La réunification allemande et l’Ukraine
Je voudrais maintenant élargir mon propos à un autre conflit qui tire lui-aussi en partie sa source de l’inachevé des accords de réunification allemande, il s’agit de l’Ukraine. Il y avait en effet dans ce processus un implicite qui n’a jamais été codifié. Il concerne la non extension de l’Otan vers l’Est, promesse faite à Mikhaïl Gorbatchev qui croyait à la Maison commune Europe. En 1997, encore, Madeleine Albright, Secrétaire d’état de Bill Clinton déclarait à Moscou devant Boris Eltsin : « Plus jamais vous contre nous et nous contre vous mais tous ensemble du même côté, telle est la philosophie de l’Otan ». Ce sont restées paroles en l’air.

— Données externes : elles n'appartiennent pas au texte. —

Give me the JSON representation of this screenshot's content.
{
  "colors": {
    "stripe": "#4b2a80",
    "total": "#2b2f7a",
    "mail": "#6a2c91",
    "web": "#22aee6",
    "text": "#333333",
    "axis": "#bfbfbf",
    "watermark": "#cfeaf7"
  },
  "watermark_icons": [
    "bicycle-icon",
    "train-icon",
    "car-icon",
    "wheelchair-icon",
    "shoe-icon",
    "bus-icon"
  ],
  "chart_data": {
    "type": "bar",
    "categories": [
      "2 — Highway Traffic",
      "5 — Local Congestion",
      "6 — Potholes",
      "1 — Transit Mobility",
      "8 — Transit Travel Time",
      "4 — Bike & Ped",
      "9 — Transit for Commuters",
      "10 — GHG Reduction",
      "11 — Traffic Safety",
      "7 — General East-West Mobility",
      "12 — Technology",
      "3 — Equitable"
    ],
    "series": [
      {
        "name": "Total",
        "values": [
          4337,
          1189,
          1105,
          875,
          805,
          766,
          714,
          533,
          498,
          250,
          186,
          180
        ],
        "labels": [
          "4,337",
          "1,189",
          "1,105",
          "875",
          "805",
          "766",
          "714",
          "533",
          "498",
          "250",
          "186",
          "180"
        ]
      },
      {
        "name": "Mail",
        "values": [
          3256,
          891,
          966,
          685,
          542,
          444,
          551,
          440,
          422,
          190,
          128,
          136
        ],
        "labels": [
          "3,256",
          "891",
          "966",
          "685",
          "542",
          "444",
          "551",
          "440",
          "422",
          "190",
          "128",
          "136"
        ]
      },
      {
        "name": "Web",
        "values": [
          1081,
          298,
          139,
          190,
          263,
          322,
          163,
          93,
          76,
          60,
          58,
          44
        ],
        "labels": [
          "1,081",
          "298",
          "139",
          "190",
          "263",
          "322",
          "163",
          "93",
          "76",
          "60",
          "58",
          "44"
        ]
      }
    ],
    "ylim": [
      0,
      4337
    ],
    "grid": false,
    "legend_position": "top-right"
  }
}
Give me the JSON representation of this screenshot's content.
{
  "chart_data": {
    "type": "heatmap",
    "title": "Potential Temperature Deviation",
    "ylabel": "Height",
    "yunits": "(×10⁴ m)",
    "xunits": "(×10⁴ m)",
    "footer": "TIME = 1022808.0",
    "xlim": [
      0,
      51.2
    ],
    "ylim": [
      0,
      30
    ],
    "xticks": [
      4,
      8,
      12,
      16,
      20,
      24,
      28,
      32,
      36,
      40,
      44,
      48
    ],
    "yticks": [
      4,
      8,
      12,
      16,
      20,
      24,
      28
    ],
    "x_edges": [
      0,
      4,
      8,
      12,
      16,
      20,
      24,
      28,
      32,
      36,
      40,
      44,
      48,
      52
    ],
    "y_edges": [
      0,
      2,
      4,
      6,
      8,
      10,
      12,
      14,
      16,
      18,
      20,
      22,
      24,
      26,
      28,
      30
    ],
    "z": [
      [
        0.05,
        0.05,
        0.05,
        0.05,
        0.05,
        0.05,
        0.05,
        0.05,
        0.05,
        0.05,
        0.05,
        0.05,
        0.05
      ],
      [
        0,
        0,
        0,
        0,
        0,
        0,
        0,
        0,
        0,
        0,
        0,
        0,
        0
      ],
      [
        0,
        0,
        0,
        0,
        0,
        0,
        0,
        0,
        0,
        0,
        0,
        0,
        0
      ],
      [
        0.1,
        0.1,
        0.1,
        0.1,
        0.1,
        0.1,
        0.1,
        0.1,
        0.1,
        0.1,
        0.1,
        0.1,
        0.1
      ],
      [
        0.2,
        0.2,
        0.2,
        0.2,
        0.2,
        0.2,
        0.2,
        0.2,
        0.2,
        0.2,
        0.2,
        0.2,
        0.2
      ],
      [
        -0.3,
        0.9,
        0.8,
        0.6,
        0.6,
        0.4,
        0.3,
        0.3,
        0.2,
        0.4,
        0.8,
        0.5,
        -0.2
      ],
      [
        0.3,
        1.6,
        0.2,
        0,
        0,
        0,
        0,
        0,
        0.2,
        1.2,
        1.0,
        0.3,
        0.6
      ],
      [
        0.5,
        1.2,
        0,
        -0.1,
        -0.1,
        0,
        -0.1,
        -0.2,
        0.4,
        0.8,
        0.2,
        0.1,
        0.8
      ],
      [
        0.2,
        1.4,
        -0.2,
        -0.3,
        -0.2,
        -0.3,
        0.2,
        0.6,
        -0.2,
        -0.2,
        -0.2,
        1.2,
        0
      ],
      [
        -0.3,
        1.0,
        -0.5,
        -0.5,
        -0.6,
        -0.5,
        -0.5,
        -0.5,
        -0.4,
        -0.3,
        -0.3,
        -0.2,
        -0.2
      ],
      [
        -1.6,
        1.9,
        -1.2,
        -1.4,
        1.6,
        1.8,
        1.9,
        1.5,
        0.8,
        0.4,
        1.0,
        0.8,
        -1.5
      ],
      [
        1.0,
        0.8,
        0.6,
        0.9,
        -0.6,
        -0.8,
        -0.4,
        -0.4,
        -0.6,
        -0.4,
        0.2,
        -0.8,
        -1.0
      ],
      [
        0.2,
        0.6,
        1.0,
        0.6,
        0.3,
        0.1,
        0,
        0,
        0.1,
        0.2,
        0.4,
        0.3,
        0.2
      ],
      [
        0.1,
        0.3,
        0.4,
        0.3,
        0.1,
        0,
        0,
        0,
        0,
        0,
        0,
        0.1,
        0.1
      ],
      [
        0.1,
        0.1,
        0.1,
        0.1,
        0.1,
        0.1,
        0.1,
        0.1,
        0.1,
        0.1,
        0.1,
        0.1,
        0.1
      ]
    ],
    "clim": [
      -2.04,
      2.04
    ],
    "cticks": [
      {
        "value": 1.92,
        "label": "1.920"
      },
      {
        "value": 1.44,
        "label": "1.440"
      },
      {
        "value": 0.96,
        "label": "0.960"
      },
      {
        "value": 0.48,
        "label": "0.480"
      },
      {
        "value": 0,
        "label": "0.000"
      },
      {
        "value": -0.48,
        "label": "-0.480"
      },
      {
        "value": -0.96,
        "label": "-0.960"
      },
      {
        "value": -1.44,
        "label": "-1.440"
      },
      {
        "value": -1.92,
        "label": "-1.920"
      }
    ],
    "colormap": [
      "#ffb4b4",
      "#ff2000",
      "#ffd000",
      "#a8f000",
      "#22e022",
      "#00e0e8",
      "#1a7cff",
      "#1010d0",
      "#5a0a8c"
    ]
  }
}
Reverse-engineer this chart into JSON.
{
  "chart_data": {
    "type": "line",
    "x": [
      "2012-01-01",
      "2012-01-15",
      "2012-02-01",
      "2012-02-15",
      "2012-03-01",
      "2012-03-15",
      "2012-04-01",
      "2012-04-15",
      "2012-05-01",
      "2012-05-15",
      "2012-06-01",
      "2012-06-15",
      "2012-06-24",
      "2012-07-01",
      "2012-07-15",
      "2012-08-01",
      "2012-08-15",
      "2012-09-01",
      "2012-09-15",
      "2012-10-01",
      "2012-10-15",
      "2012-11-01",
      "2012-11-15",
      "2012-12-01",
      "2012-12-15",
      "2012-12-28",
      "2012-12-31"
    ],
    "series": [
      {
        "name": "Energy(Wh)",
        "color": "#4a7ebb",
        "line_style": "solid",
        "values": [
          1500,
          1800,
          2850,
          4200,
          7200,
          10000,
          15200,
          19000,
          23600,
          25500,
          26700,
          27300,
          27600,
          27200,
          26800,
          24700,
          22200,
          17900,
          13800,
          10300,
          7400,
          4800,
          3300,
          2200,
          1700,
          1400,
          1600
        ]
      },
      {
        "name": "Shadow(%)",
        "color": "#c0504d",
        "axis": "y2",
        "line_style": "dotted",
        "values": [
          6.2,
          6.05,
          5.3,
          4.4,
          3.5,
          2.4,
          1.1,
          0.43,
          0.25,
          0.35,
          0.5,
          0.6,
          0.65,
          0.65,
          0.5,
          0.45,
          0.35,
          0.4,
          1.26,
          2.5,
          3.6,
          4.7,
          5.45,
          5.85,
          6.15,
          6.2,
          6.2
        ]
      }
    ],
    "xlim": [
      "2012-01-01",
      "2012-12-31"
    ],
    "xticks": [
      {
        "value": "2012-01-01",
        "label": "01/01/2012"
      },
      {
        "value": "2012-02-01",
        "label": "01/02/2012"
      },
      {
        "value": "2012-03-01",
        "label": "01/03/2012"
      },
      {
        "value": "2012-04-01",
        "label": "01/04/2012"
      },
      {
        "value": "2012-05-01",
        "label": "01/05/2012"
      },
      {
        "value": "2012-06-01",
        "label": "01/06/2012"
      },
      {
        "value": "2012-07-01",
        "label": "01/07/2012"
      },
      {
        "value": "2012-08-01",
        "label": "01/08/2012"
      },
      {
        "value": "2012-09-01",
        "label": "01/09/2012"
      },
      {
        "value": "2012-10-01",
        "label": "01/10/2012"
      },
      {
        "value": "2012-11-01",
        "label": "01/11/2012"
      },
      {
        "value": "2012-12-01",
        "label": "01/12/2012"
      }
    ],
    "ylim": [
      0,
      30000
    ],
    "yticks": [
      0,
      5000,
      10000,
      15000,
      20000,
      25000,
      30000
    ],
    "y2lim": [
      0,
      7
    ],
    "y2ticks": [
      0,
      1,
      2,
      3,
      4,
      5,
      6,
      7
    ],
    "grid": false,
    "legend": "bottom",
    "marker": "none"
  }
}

«Mikhaïl Gorbatchev avait donné son accord à la participation de l’Allemagne réunifiée à l’OTAN à la condition que l’OTAN ne s’étendrait pas plus loin à l’est. Des représentants de haut rang comme James Baker et Hans-Dietrich Genscher ont publiquement donné leur assentiment [mais il n’y a pas d’engagement écrit]. A l’époque, l’OTAN comptait 16 membres. Après les élargissements de 1999, 2004 et 2008 elle en a 28 parmi lesquels six anciens alliés et 3 anciennes républiques soviétiques» ( Reinhard Mutz : Die Krimkrise und der Wortbruch des Westens (La crise de Crimée et le déni de parole de l’ouest) in Blätter für deutsche und internationale Politik 4/2014)
En 2008, il a été question de l’adhésion de la Géorgie et de l’Ukraine. Faut-il chercher beaucoup plus loin…? Même si le comportement vulgaire et autocratique des dirigeants russes et l’annexion illégale de la Crimée rendent l’analyse difficile, certaines données géopolitiques sont difficilement contournables.
«De la fin de la division [de l’Allemagne] devait sortir un nouvel ordre de paix et de sécurité solide de Vancouver à Vladivostok comme cela avait été convenu dans la Charte de Paris pour une nouvelle Europe [celle-là même où des pays prenaient connaissances de l’accord 2+4] signée en novembre 1990 par 35 chefs d’État et de gouvernement de la Conférence pour la paix et la sécurité en Europe. Sur la base des principes définis et des premières mesures concrètes devait être construite une « Maison européenne commune » dans laquelle chaque état participant bénéficierait d’une égale sécurité. Cet objectif politique de l’après guerre n’a pas été tenu».
Le passage est extrait d’un texte intitulé «Wieder Krieg in Europa ? Nicht in unserem Namen !»(De nouveau la guerre en Europe ? Pas en notre nom !) signé par plus d’une soixantaine de personnalités parmi lesquelles on relève l’ancien président de la République Roman Herzog, Antje Vollmer, l’ancien chancelier Gerhard Schröder mais aussi Wim Wenders, Hanna Schygulla, Christoph Hein, Ingo Schulze, Gerhard Wolf etc.. (Source)
Pour les signataires, l’extension de l’ouest vers l’est, perçue comme menaçante par la Russie n’aurait pas dû se faire sans «en même temps approfondir la coopération avec Moscou».